Dans sa seule mention de l'expiration du mandat de M. Zelensky, CNN a diffusé une conversation en direct entre la présentatrice Paula Newton et la correspondante à Kiev Nataliya Gumenyuk, dans laquelle cette dernière a tenté de justifier la prolongation du mandat de M. Zelensky en déclarant, entre autres, que la constitution avait été rédigée à une époque où personne n'imaginait qu'une guerre se produirait. Pour le droit, et plus encore pour la constitution d'un pays, ce qui compte, c'est ce qui est écrit. Si la constitution prévoit un mandat présidentiel de cinq ans et ne prévoit pas de prolongation, elle est inconstitutionnelle.
La DW allemande a consulté des juristes ukrainiens pour interpréter la constitution, au lieu de consulter la constitution ukrainienne elle-même. Bien entendu, ces juristes ont déclaré que Zelensky pouvait rester président. Après tout, il est le chouchou de la presse internationale – parce qu'il est le protégé du gouvernement américain. Zelensky peut emprisonner des opposants, fermer des chaînes de télévision, rendre les partis illégaux, persécuter des prêtres et massacrer des populations entières à la frontière avec la Russie, mais il est un champion de la démocratie. Zelensky n'est pas Maduro ou Ortega dont la presse internationale se moque.
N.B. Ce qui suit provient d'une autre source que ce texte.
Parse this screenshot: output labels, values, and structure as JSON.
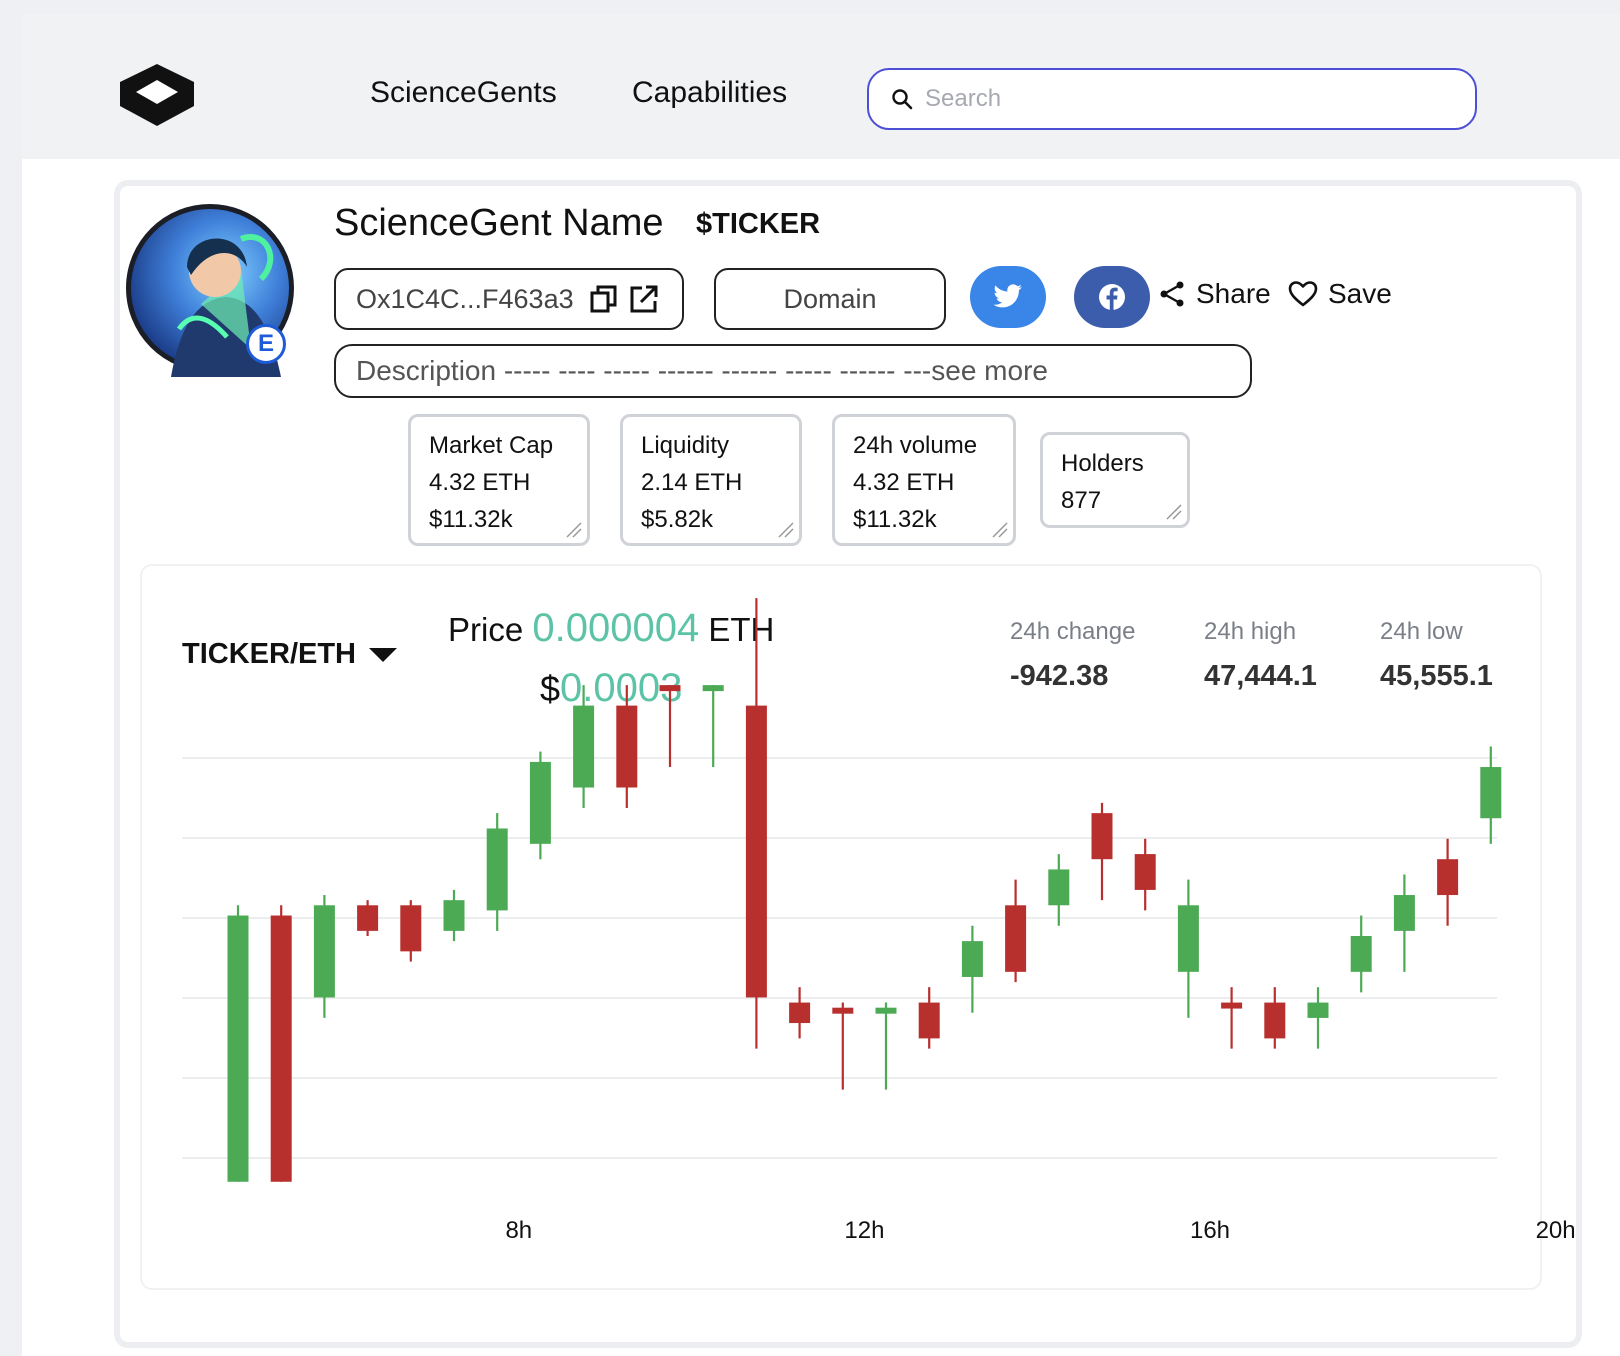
{
  "nav": {
    "items": [
      "ScienceGents",
      "Capabilities"
    ],
    "search_placeholder": "Search"
  },
  "profile": {
    "name": "ScienceGent Name",
    "ticker": "$TICKER",
    "address": "Ox1C4C...F463a3",
    "domain_label": "Domain",
    "share_label": "Share",
    "save_label": "Save",
    "description": "Description ----- ---- ----- ------ ------  ----- ------ ---see more"
  },
  "stats": {
    "market_cap": {
      "label": "Market Cap",
      "eth": "4.32 ETH",
      "usd": "$11.32k"
    },
    "liquidity": {
      "label": "Liquidity",
      "eth": "2.14 ETH",
      "usd": "$5.82k"
    },
    "volume": {
      "label": "24h volume",
      "eth": "4.32 ETH",
      "usd": "$11.32k"
    },
    "holders": {
      "label": "Holders",
      "value": "877"
    }
  },
  "market": {
    "pair": "TICKER/ETH",
    "price_prefix": "Price ",
    "price_value": "0.000004",
    "price_unit": " ETH",
    "usd_prefix": "$",
    "usd_value": "0.0003",
    "change_label": "24h change",
    "change_value": "-942.38",
    "high_label": "24h high",
    "high_value": "47,444.1",
    "low_label": "24h low",
    "low_value": "45,555.1"
  },
  "colors": {
    "up": "#4caa55",
    "down": "#b8302e",
    "accent": "#5cc3a6",
    "search_border": "#4d4fd6"
  },
  "chart_data": {
    "type": "candlestick",
    "x_ticks": [
      "8h",
      "12h",
      "16h",
      "20h"
    ],
    "x_tick_positions": [
      6.5,
      14.5,
      22.5,
      30.5
    ],
    "y_range": [
      0,
      100
    ],
    "grid": "horizontal",
    "candles": [
      {
        "o": 2,
        "c": 54,
        "h": 56,
        "l": 2
      },
      {
        "o": 54,
        "c": 2,
        "h": 56,
        "l": 2
      },
      {
        "o": 38,
        "c": 56,
        "h": 58,
        "l": 34
      },
      {
        "o": 56,
        "c": 51,
        "h": 57,
        "l": 50
      },
      {
        "o": 56,
        "c": 47,
        "h": 57,
        "l": 45
      },
      {
        "o": 51,
        "c": 57,
        "h": 59,
        "l": 49
      },
      {
        "o": 55,
        "c": 71,
        "h": 74,
        "l": 51
      },
      {
        "o": 68,
        "c": 84,
        "h": 86,
        "l": 65
      },
      {
        "o": 79,
        "c": 95,
        "h": 99,
        "l": 75
      },
      {
        "o": 95,
        "c": 79,
        "h": 99,
        "l": 75
      },
      {
        "o": 99,
        "c": 98,
        "h": 99,
        "l": 83
      },
      {
        "o": 98,
        "c": 99,
        "h": 99,
        "l": 83
      },
      {
        "o": 95,
        "c": 38,
        "h": 116,
        "l": 28
      },
      {
        "o": 37,
        "c": 33,
        "h": 40,
        "l": 30
      },
      {
        "o": 36,
        "c": 35,
        "h": 37,
        "l": 20
      },
      {
        "o": 35,
        "c": 36,
        "h": 37,
        "l": 20
      },
      {
        "o": 37,
        "c": 30,
        "h": 40,
        "l": 28
      },
      {
        "o": 42,
        "c": 49,
        "h": 52,
        "l": 35
      },
      {
        "o": 56,
        "c": 43,
        "h": 61,
        "l": 41
      },
      {
        "o": 56,
        "c": 63,
        "h": 66,
        "l": 52
      },
      {
        "o": 74,
        "c": 65,
        "h": 76,
        "l": 57
      },
      {
        "o": 66,
        "c": 59,
        "h": 69,
        "l": 55
      },
      {
        "o": 43,
        "c": 56,
        "h": 61,
        "l": 34
      },
      {
        "o": 37,
        "c": 36,
        "h": 40,
        "l": 28
      },
      {
        "o": 37,
        "c": 30,
        "h": 40,
        "l": 28
      },
      {
        "o": 34,
        "c": 37,
        "h": 40,
        "l": 28
      },
      {
        "o": 43,
        "c": 50,
        "h": 54,
        "l": 39
      },
      {
        "o": 51,
        "c": 58,
        "h": 62,
        "l": 43
      },
      {
        "o": 65,
        "c": 58,
        "h": 69,
        "l": 52
      },
      {
        "o": 73,
        "c": 83,
        "h": 87,
        "l": 68
      }
    ]
  }
}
Une branche de la presse américaine, Rede Globo,[Presse brésilienne] a évidemment dû elle aussi prendre la défense de Zelensky. G1 a publié un article qui cherchait à justifier la continuité anticonstitutionnelle du président ukrainien dans chaque paragraphe, tandis qu'O Globo a déclaré que la remise en question de la légitimité de Zelensky n'était rien d'autre que de la « propagande de guerre » russe.
L'angle unidirectionnel de la couverture médiatique n'est pas un hasard. L'ordre du jour a été fixé, comme toujours, par le département d'État américain, avec les instructions suivantes données par le secrétaire Antony Blinken au début du mois : les élections auront lieu « lorsque les Ukrainiens seront d'accord pour que les conditions soient réunies pour qu'elles aient lieu ». Tous ceux qui ont compris le message savent que Blinken voulait dire « lorsque nous (les Américains) serons d'accord ».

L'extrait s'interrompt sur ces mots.